A mostly snow-covered peak 1,840 m high located mid-way along the west wall of Pitkevitch Glacier.
Mapped by USGS from surveys and United States Navy air photos 1960-63.
Named by US-ACAN for Lieutenant Eugene D. Crandall, United States Navy Reserve, Aircraft Commander (LC-130F) with Squadron VX-6 during Operation Deep Freeze 1968.

===Atkinson Cliffs===
.
High coastal cliffs, 4 nmi long, between the lower ends of Fendley Glacier and Pitkevitch Glacier on the north coast of Victoria Land.

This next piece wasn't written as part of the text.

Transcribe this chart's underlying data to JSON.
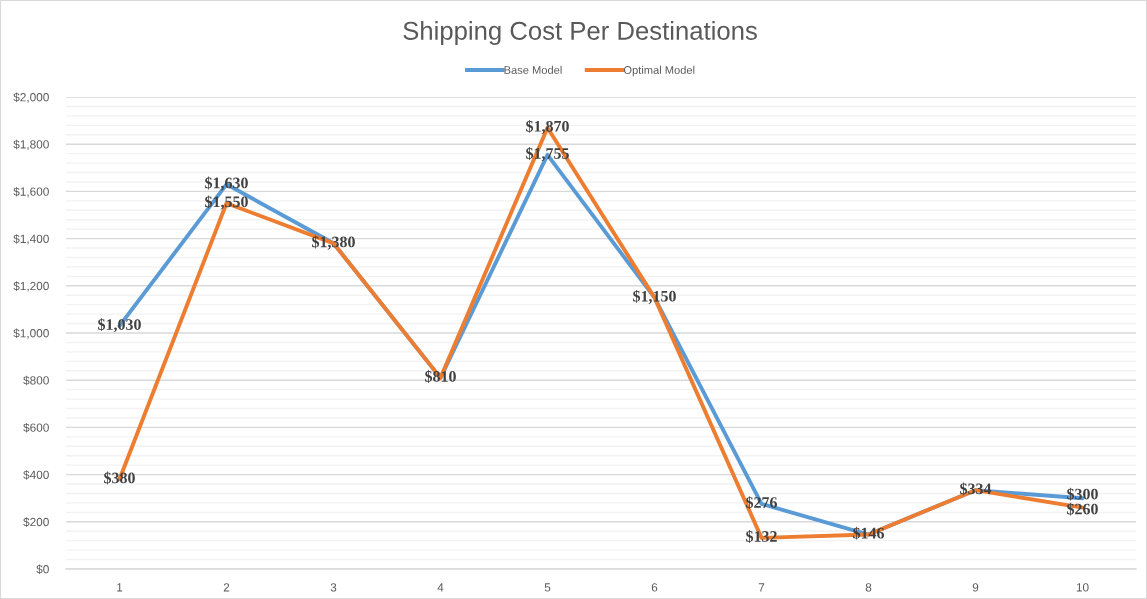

The feature was mapped in 1911 by the Northern Party of the British Antarctic Expedition, 1910–13 (BrAE), and named for Doctor Edward L. Atkinson, surgeon of the expedition.

===Anderson Icefalls===
.
Icefalls at the lower end of Pitkevitch Glacier terminating in a cliff face 30 m high, located just southeast of Atkinson Cliffs.
Charted in 1911 by Commander Victor L.A. Campbell's Northern Party of the BrAE, 1910-13.
Named by the BrAE probably for Mr. Anderson of the firm, John Anderson and Sons, Engineers, who owned Lyttelton Foundry, and took great interest in the expedition.